Kuzaku tropeçou a cerca de seis ou sete metros atrás de Shihoru, e não se levantou. Haruhiro conseguia ouvir sua respiração pesada e ofegante mesmo de longe. O ranger que se aproximou de Kuzaku provavelmente era Yanni.
— Yanni! — Jessie chamou por ela.
Ela correu apressadamente nessa direção, confirmando que era, de fato, Yanni.
Jessie deu alguma ordem a Yanni, em uma língua que Haruhiro não entendia, mas as palavras “vooloo yakah” ficaram gravadas em sua mente. Talvez porque, ao ouvi-las, Yanni demonstrou tensão e medo.
Quando Yanni reuniu os rangers e deu ordens, também usou as palavras “vooloo yakah”. Os rangers liderados por Yanni se dividiram em vários grupos e se dispersaram.
A chuva havia parado completamente, e o sol começava a aparecer entre as nuvens. Aparentemente, foi uma tempestade passageira.
— Bem, felizmente... — Jessie deu de ombros.
Felizmente?! Naquele momento, Haruhiro se irritou.
Jessie disse: — Nosso xamã sobreviveu, então, se tratarmos os feridos imediatamente, o único problema é sua sacerdotisa. Por enquanto, não podemos dizer nada até eu ver o estado dela, mas–
— A Mary está...! — Haruhiro empurrou Setora e avançou sobre Jessie. — Ela está morta! A Mary morreu! Eu... Eu a deixei morrer! Nada desse papo sobre o estado dela! O que—O que você está falando...?
— Não, ouça...
Mesmo com Haruhiro segurando-o pela gola, Jessie permanecia impassível. Ele não estava intimidado, mas também não exibia um traço de sorriso. Não era uma expressão vazia, tampouco. Será que esse homem sequer tinha emoções? Talvez não tivesse emoções humanas. O comportamento dele era tão antinatural que fazia alguém suspeitar disso. Haruhiro pensou nisso, e qualquer um que visse Jessie naquele momento concordaria.
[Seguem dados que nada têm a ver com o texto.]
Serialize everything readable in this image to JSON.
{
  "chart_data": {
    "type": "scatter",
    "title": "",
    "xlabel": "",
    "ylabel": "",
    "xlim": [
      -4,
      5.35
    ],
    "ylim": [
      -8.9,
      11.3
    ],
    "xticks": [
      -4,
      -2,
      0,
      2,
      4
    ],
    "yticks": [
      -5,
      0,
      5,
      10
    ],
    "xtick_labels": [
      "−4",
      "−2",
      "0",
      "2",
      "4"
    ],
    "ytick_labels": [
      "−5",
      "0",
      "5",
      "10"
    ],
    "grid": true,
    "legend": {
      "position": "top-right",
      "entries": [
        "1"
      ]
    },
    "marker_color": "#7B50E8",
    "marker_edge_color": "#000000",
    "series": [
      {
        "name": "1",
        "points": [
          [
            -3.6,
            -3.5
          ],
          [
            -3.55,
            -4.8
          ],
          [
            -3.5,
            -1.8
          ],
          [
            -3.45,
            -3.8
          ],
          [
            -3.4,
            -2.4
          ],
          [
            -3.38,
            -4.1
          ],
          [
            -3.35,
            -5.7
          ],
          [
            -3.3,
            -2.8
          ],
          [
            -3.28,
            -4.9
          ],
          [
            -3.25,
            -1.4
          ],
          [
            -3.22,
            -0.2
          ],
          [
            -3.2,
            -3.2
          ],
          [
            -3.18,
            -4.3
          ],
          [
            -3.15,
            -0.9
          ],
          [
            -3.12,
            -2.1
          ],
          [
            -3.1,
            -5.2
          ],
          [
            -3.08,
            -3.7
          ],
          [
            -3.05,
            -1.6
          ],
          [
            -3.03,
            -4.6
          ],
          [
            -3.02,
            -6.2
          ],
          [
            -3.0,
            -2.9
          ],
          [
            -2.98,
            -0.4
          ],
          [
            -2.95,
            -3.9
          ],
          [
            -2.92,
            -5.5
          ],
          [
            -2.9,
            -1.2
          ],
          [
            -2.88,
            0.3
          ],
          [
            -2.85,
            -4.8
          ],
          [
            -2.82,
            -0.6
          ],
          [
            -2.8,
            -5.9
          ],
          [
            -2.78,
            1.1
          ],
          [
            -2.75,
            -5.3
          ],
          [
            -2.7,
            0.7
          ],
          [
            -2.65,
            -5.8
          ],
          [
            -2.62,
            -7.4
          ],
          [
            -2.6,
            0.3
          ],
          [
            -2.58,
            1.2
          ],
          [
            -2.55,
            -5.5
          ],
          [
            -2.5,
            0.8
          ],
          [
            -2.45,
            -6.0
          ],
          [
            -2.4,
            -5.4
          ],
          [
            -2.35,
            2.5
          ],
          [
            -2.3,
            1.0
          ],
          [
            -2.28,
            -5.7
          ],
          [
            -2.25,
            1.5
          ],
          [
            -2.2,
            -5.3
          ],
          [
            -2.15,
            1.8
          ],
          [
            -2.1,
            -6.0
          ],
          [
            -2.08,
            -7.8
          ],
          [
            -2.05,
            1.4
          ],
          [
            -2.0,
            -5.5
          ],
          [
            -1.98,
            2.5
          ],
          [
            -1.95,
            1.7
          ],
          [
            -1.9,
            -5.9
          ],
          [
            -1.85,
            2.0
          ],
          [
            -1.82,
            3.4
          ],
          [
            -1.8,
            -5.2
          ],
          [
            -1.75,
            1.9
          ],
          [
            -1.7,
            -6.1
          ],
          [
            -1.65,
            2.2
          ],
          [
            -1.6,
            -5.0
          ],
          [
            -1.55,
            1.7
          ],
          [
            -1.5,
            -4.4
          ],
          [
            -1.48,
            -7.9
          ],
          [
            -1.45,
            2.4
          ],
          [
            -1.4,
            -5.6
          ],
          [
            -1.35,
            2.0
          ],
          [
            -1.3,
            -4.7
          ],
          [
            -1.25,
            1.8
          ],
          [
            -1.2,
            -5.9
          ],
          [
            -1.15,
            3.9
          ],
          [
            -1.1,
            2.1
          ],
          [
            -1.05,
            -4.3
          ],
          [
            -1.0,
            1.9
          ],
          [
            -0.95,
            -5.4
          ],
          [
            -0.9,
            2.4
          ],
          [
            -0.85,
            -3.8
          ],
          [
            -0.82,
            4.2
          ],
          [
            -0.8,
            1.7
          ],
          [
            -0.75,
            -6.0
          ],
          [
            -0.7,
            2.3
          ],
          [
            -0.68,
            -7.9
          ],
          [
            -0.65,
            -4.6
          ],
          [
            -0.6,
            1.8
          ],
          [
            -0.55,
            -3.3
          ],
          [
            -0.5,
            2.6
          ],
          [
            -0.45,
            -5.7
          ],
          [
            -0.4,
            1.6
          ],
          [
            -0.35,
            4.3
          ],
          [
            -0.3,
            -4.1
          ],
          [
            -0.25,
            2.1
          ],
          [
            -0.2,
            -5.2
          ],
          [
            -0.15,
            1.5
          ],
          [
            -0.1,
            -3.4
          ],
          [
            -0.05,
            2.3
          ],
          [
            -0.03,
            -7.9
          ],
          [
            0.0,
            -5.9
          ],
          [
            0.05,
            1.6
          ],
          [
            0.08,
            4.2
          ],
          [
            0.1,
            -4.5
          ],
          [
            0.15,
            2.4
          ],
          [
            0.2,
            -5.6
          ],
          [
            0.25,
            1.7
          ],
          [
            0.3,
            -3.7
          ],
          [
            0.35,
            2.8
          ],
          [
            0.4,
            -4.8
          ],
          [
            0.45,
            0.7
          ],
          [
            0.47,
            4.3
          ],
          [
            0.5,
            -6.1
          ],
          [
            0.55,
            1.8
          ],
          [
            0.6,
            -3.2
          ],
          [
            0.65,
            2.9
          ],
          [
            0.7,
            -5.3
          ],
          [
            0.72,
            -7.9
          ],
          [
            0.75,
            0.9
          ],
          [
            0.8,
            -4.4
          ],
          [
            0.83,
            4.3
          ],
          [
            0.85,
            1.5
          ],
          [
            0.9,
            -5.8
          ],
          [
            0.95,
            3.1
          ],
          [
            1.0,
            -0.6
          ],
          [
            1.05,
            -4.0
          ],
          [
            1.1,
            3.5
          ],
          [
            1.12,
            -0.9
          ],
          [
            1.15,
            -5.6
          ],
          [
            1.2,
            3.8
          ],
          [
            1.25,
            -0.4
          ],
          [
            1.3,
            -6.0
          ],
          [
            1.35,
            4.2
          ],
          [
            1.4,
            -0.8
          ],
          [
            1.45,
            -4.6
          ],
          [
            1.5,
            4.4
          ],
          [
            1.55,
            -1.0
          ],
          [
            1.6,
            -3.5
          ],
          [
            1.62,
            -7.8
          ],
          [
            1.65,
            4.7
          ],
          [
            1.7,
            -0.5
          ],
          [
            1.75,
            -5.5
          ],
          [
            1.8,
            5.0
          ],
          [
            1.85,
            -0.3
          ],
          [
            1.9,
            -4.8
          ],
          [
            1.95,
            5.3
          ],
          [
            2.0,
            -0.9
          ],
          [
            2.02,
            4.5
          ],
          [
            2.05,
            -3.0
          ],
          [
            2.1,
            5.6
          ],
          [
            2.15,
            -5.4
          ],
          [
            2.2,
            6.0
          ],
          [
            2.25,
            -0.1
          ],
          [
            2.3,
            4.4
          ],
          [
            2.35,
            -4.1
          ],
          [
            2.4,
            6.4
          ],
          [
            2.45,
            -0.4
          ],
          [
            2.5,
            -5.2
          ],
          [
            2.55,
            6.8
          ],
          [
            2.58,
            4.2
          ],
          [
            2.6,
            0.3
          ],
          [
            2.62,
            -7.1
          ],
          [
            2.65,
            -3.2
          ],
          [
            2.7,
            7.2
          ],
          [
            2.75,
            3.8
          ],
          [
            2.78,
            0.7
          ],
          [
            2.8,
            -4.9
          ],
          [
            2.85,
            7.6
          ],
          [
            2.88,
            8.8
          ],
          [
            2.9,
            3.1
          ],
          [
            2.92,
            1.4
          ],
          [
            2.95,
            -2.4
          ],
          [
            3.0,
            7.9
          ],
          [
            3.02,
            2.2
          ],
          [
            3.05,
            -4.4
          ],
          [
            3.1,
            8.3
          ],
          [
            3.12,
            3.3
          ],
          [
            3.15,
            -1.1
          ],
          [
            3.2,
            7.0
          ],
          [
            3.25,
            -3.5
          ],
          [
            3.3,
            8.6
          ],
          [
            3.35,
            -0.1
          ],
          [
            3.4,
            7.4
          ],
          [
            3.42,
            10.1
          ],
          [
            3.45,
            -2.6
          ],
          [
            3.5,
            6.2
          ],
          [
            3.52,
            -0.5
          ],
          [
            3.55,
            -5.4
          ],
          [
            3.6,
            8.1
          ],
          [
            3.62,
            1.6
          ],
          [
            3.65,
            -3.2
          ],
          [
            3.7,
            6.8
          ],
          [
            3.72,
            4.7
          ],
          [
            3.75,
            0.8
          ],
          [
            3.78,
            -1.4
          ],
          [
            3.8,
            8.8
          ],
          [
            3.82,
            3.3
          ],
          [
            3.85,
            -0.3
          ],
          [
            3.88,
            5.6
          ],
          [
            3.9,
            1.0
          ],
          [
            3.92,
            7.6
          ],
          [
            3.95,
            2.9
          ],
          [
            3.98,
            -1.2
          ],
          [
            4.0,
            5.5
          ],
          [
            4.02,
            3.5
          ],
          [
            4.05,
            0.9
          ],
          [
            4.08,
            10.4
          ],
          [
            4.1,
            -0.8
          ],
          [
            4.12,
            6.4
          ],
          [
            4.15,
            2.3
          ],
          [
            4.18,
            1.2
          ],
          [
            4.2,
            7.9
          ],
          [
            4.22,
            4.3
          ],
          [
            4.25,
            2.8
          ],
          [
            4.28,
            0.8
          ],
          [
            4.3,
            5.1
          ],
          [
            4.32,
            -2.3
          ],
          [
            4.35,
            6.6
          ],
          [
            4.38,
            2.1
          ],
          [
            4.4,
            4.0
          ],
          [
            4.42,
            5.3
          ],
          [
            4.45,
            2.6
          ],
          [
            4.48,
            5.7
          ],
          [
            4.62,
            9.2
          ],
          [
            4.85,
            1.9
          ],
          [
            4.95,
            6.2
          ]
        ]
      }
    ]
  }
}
— Não podemos dizer nada até eu ver o estado em que ela está — disse Jessie. — Eu não disse isso a você?
— Ela morreu! Não há estado para ser visto! Temos que nos apressar... Antes que a maldição do No-Life King afete a Mary... Antes que ela acabe como seus antigos companheiros... Certo, não podemos deixar isso acontecer com a Mary...
— A maldição de Enad George, o No-Life King, huh. — Jessie bufou, e então franziu o cenho.
Isso também parecia antinatural, de alguma forma. Talvez fosse melhor dizer que parecia algo desconexo.
— Enad George...? — repetiu Haruhiro.
— Solte-me. — Jessie acertou Haruhiro no queixo. Não, ele apenas pressionou a palma da mão contra o queixo de Haruhiro com força. Mesmo assim, Haruhiro perdeu o equilíbrio e caiu. Ele bateu o quadril e a parte de trás da cabeça, e toda a força deixou seu corpo.
Yume e Setora protestavam contra Jessie. Não importava o que dissessem, Jessie não levava nada a sério.
Haruhiro moveu apenas os olhos para olhar para o homem. Jessie estava estranhamente silencioso, observando Haruhiro com uma expressão que não revelava nenhuma intenção clara.

— O estado dela...
Sua voz era tão fraca quanto o zumbido de um mosquito, e o próprio Haruhiro não fazia ideia do que estava tentando dizer.
Não, na verdade ele sabia. Haruhiro estava tentando questionar Jessie. Mas era ridículo. Afinal, Mary havia morrido. Por que ele se agarrava a alguma esperança?
Não se prenda a isso, disse a si mesmo. Não pense em coisas estúpidas.
Era tolice ter esperança. De fato. Ele devia ser um tolo incrível. Se fosse esperto, isso nunca teria acontecido.
— Dependendo do estado dela, você está dizendo que há algo que pode ser feito...?
— Existe uma maneira — respondeu Jessie imediatamente. Então, com um bufar, acrescentou: — Apenas uma.